C’est aussi un fruit de la civilisation que de pouvoir écrire un pareil livre. Drieu la Rochelle est aussi loin que possible d’un mondain, d’un clerc de la tour d’ivoire. Curieux de son époque, il a pris position avec la plus extrême netteté, et depuis longtemps déjà. C’est bien avant la guerre, sa Chronique politique récemment parue nous le rappelle, qu’il posait le dilemme « Mourir en démocrates ou survivre en fascistes ». Il osait appeler le fascisme par son nom, en un temps où ce n’était pas la mode. On sait aujourd’hui dans quel sens il continue son action. Mais cette action ne l’empêche point de se livrer au jeu subtil et fort qu’est L’Homme à Cheval, si délicatement relié, certes, à nos problèmes, et pourtant au-dessus de leur dépouille et de leur apparence, comme la tragédie classique est au-dessus des passions humaines dont elle se nourrit.
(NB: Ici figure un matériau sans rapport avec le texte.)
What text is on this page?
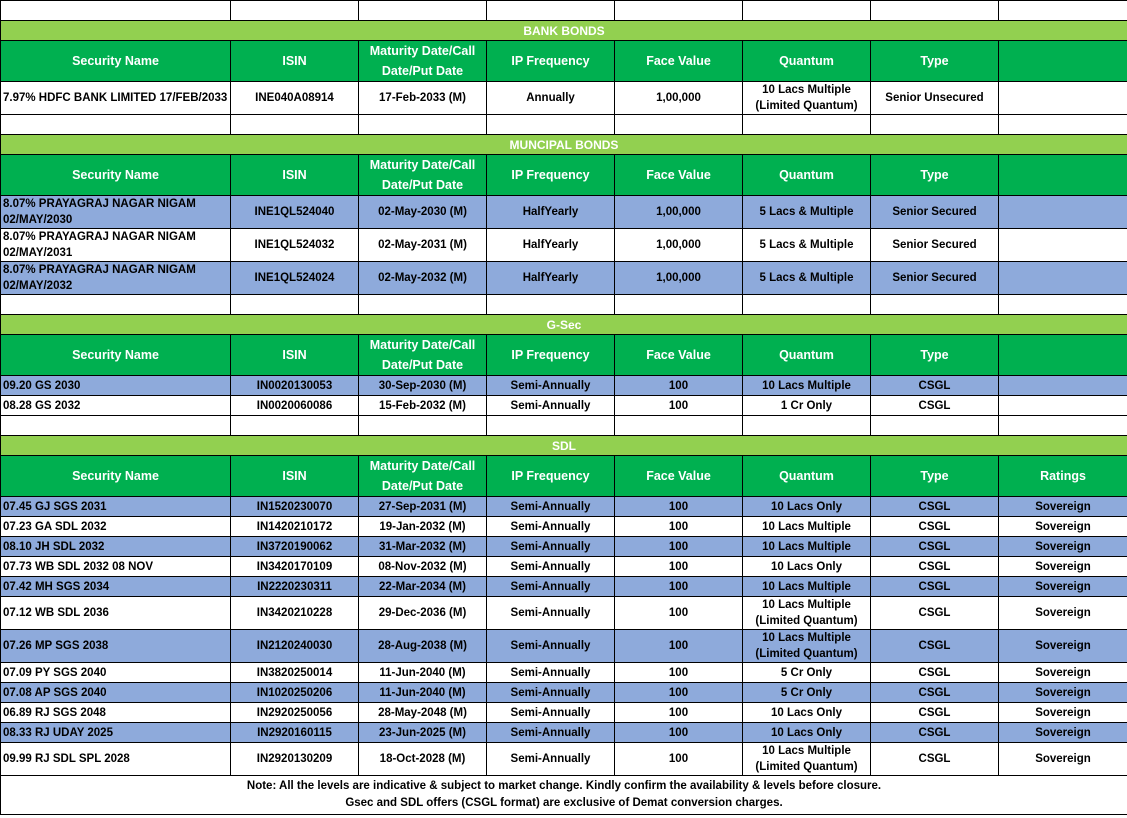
BANK BONDS							
Security Name	ISIN	Maturity Date/Call
Date/Put Date	IP Frequency	Face Value	Quantum	Type	
7.97% HDFC BANK LIMITED 17/FEB/2033	INE040A08914	17-Feb-2033 (M)	Annually	1,00,000	10 Lacs Multiple
(Limited Quantum)	Senior Unsecured	

MUNCIPAL BONDS							
Security Name	ISIN	Maturity Date/Call
Date/Put Date	IP Frequency	Face Value	Quantum	Type	
8.07% PRAYAGRAJ NAGAR NIGAM
02/MAY/2030	INE1QL524040	02-May-2030 (M)	HalfYearly	1,00,000	5 Lacs & Multiple	Senior Secured	
8.07% PRAYAGRAJ NAGAR NIGAM
02/MAY/2031	INE1QL524032	02-May-2031 (M)	HalfYearly	1,00,000	5 Lacs & Multiple	Senior Secured	
8.07% PRAYAGRAJ NAGAR NIGAM
02/MAY/2032	INE1QL524024	02-May-2032 (M)	HalfYearly	1,00,000	5 Lacs & Multiple	Senior Secured	

G-Sec							
Security Name	ISIN	Maturity Date/Call
Date/Put Date	IP Frequency	Face Value	Quantum	Type	
09.20 GS 2030	IN0020130053	30-Sep-2030 (M)	Semi-Annually	100	10 Lacs Multiple	CSGL	
08.28 GS 2032	IN0020060086	15-Feb-2032 (M)	Semi-Annually	100	1 Cr Only	CSGL	

SDL							
Security Name	ISIN	Maturity Date/Call
Date/Put Date	IP Frequency	Face Value	Quantum	Type	Ratings
07.45 GJ SGS 2031	IN1520230070	27-Sep-2031 (M)	Semi-Annually	100	10 Lacs Only	CSGL	Sovereign
07.23 GA SDL 2032	IN1420210172	19-Jan-2032 (M)	Semi-Annually	100	10 Lacs Multiple	CSGL	Sovereign
08.10 JH SDL 2032	IN3720190062	31-Mar-2032 (M)	Semi-Annually	100	10 Lacs Multiple	CSGL	Sovereign
07.73 WB SDL 2032 08 NOV	IN3420170109	08-Nov-2032 (M)	Semi-Annually	100	10 Lacs Only	CSGL	Sovereign
07.42 MH SGS 2034	IN2220230311	22-Mar-2034 (M)	Semi-Annually	100	10 Lacs Multiple	CSGL	Sovereign
07.12 WB SDL 2036	IN3420210228	29-Dec-2036 (M)	Semi-Annually	100	10 Lacs Multiple
(Limited Quantum)	CSGL	Sovereign
07.26 MP SGS 2038	IN2120240030	28-Aug-2038 (M)	Semi-Annually	100	10 Lacs Multiple
(Limited Quantum)	CSGL	Sovereign
07.09 PY SGS 2040	IN3820250014	11-Jun-2040 (M)	Semi-Annually	100	5 Cr Only	CSGL	Sovereign
07.08 AP SGS 2040	IN1020250206	11-Jun-2040 (M)	Semi-Annually	100	5 Cr Only	CSGL	Sovereign
06.89 RJ SGS 2048	IN2920250056	28-May-2048 (M)	Semi-Annually	100	10 Lacs Only	CSGL	Sovereign
08.33 RJ UDAY 2025	IN2920160115	23-Jun-2025 (M)	Semi-Annually	100	10 Lacs Only	CSGL	Sovereign
09.99 RJ SDL SPL 2028	IN2920130209	18-Oct-2028 (M)	Semi-Annually	100	10 Lacs Multiple
(Limited Quantum)	CSGL	Sovereign
Note: All the levels are indicative & subject to market change. Kindly confirm the availability & levels before closure.
Gsec and SDL offers (CSGL format) are exclusive of Demat conversion charges.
Elle ne l’empêche point de prendre plaisir à l’ironie qui accompagne l’aventure de don Jaime contée par un guitariste bolivien et plus de plaisir encore à la beauté des mots et à la ligne pure d’un chant. Et c’est elle, en définitive, qui donne à l’arrière-plan de cette tragi-comédie en costumes désuets les couleurs un peu désespérées, un peu amères, viriles, sarcastiques et poignantes, de la condition humaine.
« … les hommes d’action ne sont importants que lorsqu’ils sont suffisamment hommes de pensée, et les hommes de pensée ne valent qu’à cause de l’embryon d’homme d’action qu’ils portent en eux » (p.191).
« Si l’Église défend les grands, la maçonnerie défend la bourgeoisie. […] La maçonnerie partage avec l’Église les responsabilités et les hypocrisies de la propriété » (p.194).
« … cette vie de la vie qu’on appelle l’honneur » (p. 207).
« Je n’ai jamais vu la dignité de l’homme que dans la sincérité de ses passions » (p. 210).
« Sa patrie est amère a celui qui a rêvé l’empire. Que nous est une patrie si elle n’est pas promesse d’empire ? » (p. 236).